The Social Security Administration is the part of the government that handles and sends out millions of Social Security benefits to people who are eligible.
To do this quickly and easily, they have a set of rules, procedures, and an official payment schedule that lets everyone know when their money will be in their bank accounts.
As the end of the year draws near, it is important to remember the last changes the SSA made for beneficiaries at the start of October.
These changes affected people who get Supplemental Security Income (SSI). If you are eligible for SSI, read about the three big changes made by the federal government.
3 major changes from Social Security that impacted SSI beneficiaries
The Supplemental Security Income (SSI) program is one of the most important financial initiatives in the country.
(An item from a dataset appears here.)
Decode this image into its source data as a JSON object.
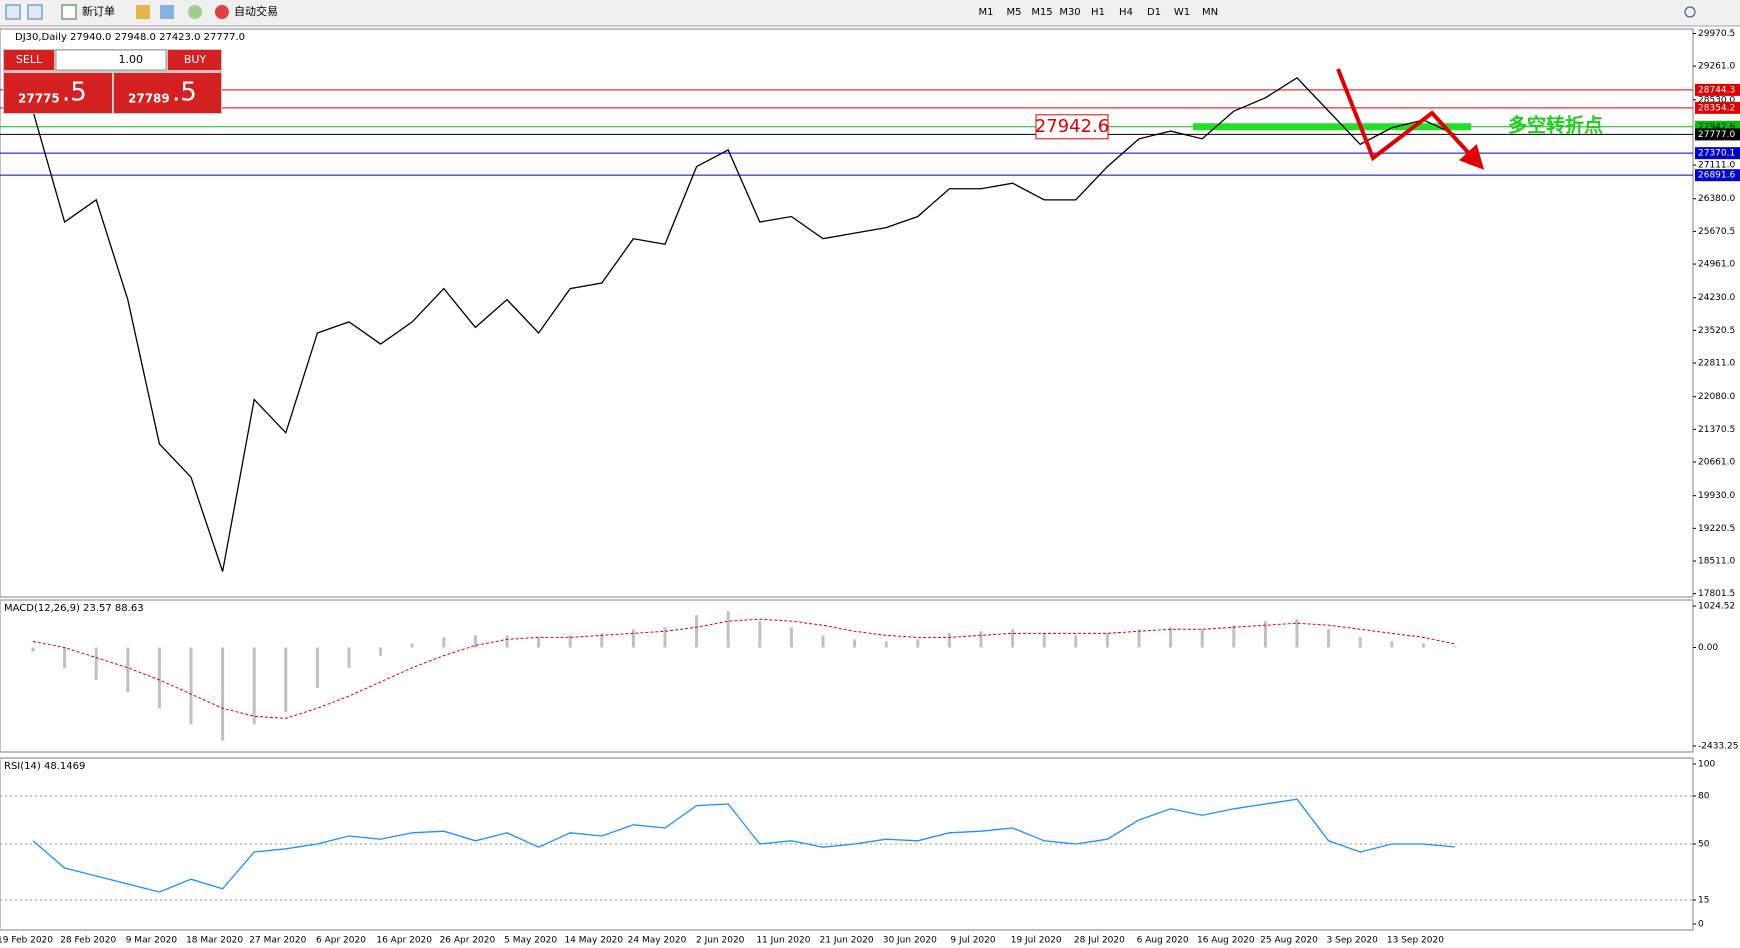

It gives monthly payments to more than seven million Americans with low incomes, disabilities, or certain conditions.
These monthly checks are very important for people who get SSI because most of them make less than $1,910 a year and do not have many assets or resources. These people have used the SSI program as a safety net to keep them from falling into poverty.
Once people are accepted into the program, the Social Security Administration will figure out how much they will get each month based on their specific situation.
People who get SSI can expect to get around $698 a month on average, but they can get different amounts depending on how they filed their application for the program.
People who applied as individuals can get up to $943 a month, while people who applied as a couple can get up to $1,415 a month.
Another category is “essential person” (EP), which gives an extra $472 a month to people who meet Social Security’s requirements for this category. Besides these broad rules, the SSA also made three important changes last month, which are listed below:
The public assistance household was redefined
One of the biggest changes is that the definition of a “public assistance household” has been changed. As things stand, at least one person in a household must be getting public assistance in order for that household to be eligible for SSI benefits.
Under the new rules, however, each household must have at least one other person who gets some kind of public assistance, and the resources of that household must be checked. There can only be one SSI recipient.
The Supplemental Nutrition Assistance Program (SNAP) will now be part of the household’s public assistance package as well.
In addition to making an extra 109,000 people eligible for SSI benefits, this change is expected to make payments better for about 277,000 people who already get SSI benefits.
A new rule to calculate the food assistance for millions of recipients
SSA also made a big change to how food-related ISM are treated when figuring out who is eligible for SSI. Before, the SSA thought that any kind of food or housing aid was unearned income, which meant that the person could not get SSI benefits.
Many people have said that this rule is too complicated and hurts people who need help. However, people who receive benefits will now be able to accept food aid from friends and family without worrying about losing their monthly benefits.
The rent subsidy policy was expanded
The third big change has to do with the Social Security Administration’s program that helps people pay their rent.
In states like Connecticut, Illinois, Indiana, New York, Texas, Vermont, and Wisconsin, people who got reduced rent or other rental assistance used to not have to worry about penalties related to their SSI eligibility or monthly payment amounts.
Now, this rule will be applied across the whole country to make sure that rental assistance does not hurt people in the US who get Supplemental Security Income.